Is there a way to get a more detailed/verbose description of the error so I can debug? Or does anybody know what Return code = 4 represents in the autotvm context?

Thanks,

1 Like

The error is https://github.com/dmlc/tvm/blob/3a1bb8c7d4ce8ef5a0b15964a08bc583fab17459/src/runtime/rpc/rpc_session.h#L31, kShutdown. If I remember correctly I’ve hit this in the past when my kernel had bugs that could cause crashes/segfaults (via out of bounds accesses, etc). One trick is to fix a failing instantiation (i.e. here tile_h = 14, tile_w = 7), and then just run it locally (or remote via tvm RPC) and see what errors you get.

I’ve also hit this when I set the number argument in the runner too high

Thanks for valuable suggestions. I figured out the problem in my case. The code generated by my schedule with default optimizations takes too long to run and the process gets killed by autotvm.LocalRunner with its default timeout. I increased the timeout and it works as expected.

measure_option = autotvm.measure_option(builder=autotvm.LocalBuilder(), runner=autotvm.LocalRunner(number=5, timeout=100))

Hope this helps someone.

5 Likes

Note, I have also encountered this issue a couple of times. It had come from the versions of tvm on the host and the device being different. It was fixed by ensuring that they are the same commit.

1 Like

Hi currently I encounted the same error_no 4 but will a lot of RPC backtraces, here is the log.

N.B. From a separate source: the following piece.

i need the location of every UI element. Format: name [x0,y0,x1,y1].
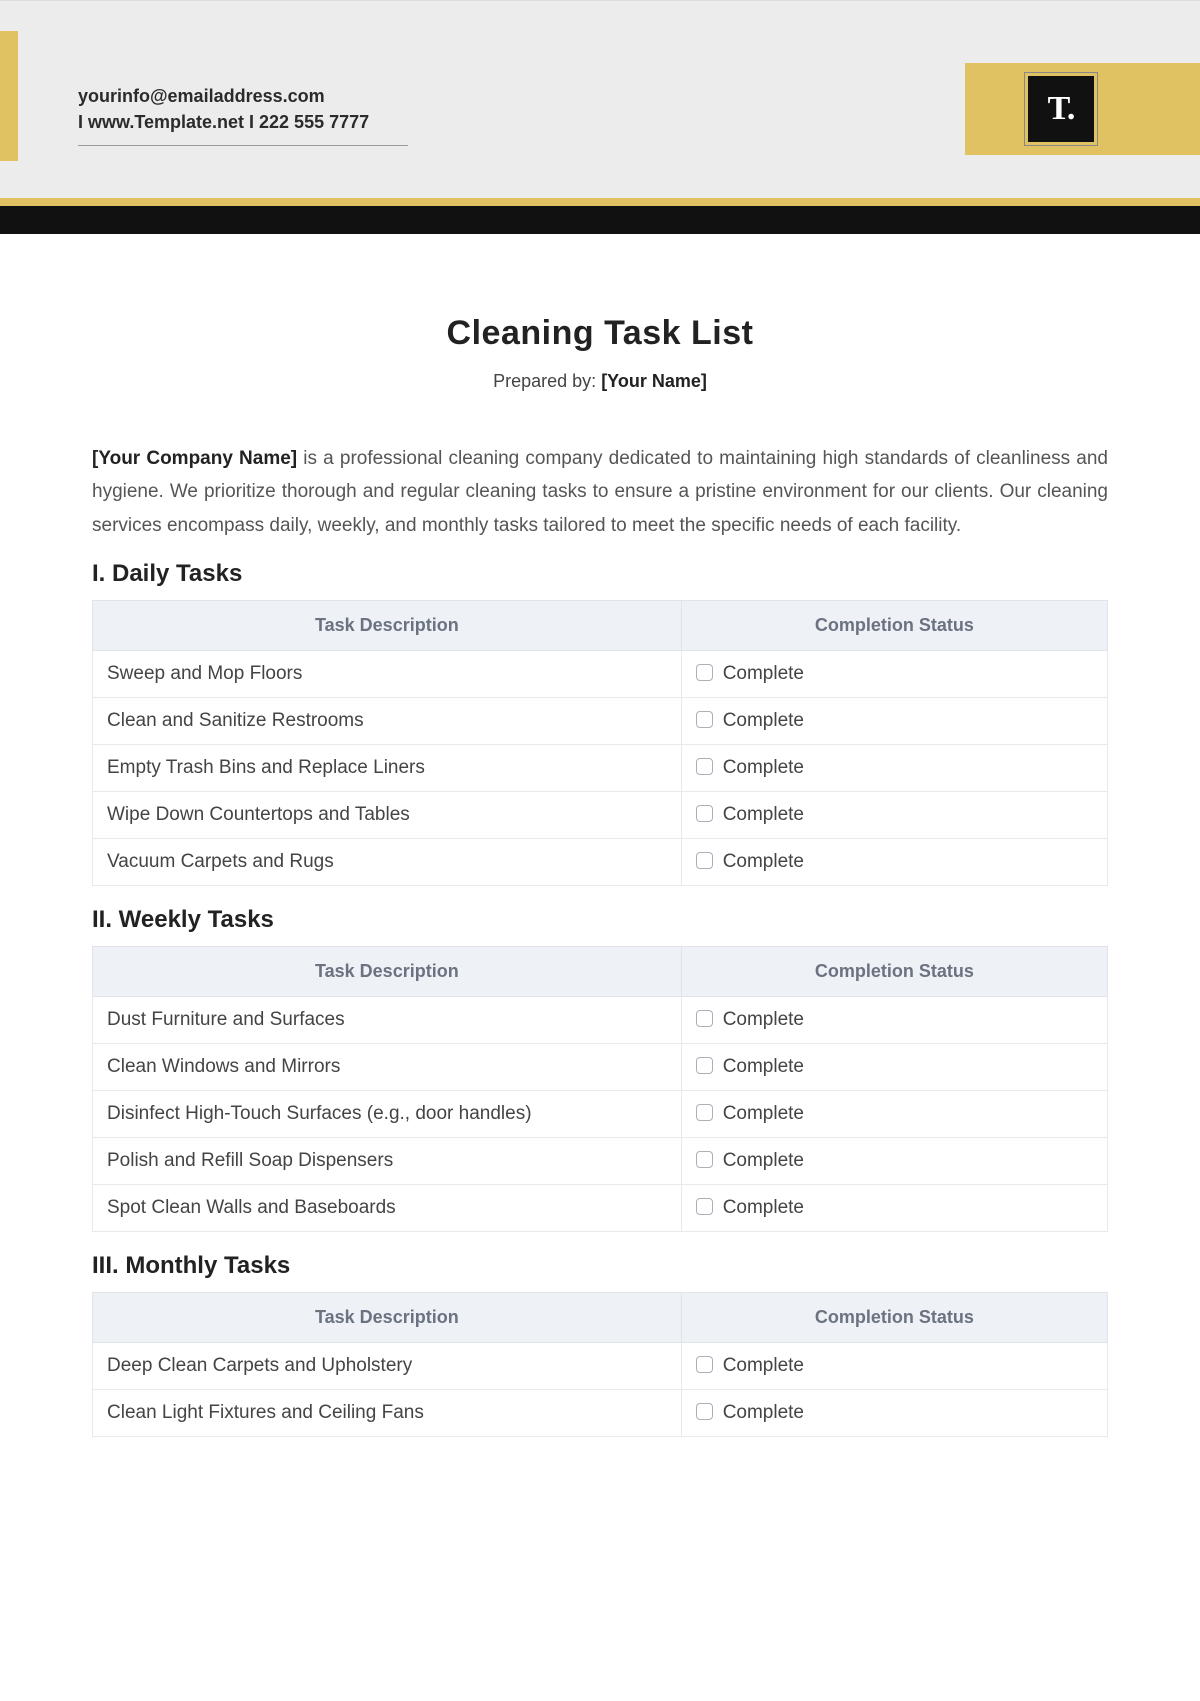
logo-band: T. [965,63,1200,155]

No: 1 GFLOPS: 0.00/0.00 result: MeasureResult(costs=(RuntimeError('Traceback (most recent call last):\n [bt] (5) /home/huangt/MyWork/for_tvm/tvm/build/libtvm.so(TVMFuncCall+0x61) [0x7fdb6d17ef41]\n [bt] (4) /home/huangt/MyWork/for_tvm/tvm/build/libtvm.so(+0x1b71972) [0x7fdb6d1a7972]\n [bt] (3) /home/huangt/MyWork/for_tvm/tvm/build/libtvm.so(tvm::runtime::RPCWrappedFunc::operator()(tvm::runtime::TVMArgs, tvm::runtime::TVMRetValue*) const+0x274) [0x7fdb6d1aa1f4]\n [bt] (2) /home/huangt/MyWork/for_tvm/tvm/build/libtvm.so(tvm::runtime::RPCClientSession::CallFunc(void*, TVMValue const*, int const*, int, std::function<void (tvm::runtime::TVMArgs)> const&)+0x57) [0x7fdb6d1bd087]\n [bt] (1) /home/huangt/MyWork/for_tvm/tvm/build/libtvm.so(tvm::runtime::RPCEndpoint::CallFunc(void*, TVMValue const*, int const*, int, std::function<void (tvm::runtime::TVMArgs)>)+0x39c) [0x7fdb6d1b435c]\n [bt] (0) /home/huangt/MyWork/for_tvm/tvm/build/libtvm.so(dmlc::LogMessageFatal::~LogMessageFatal()+0x61) [0x7fdb6c2e9d61]\n File "/home/huangt/MyWork/for_tvm/tvm/src/runtime/rpc/rpc_endpoint.cc", line 81'),), error_no=4, all_cost=0.8075673580169678, timestamp=1617869857.029351) [('reorder_sparse_conv', (1, 0))],None,1

Could you please share some debug tips for this issue ? Many thanks.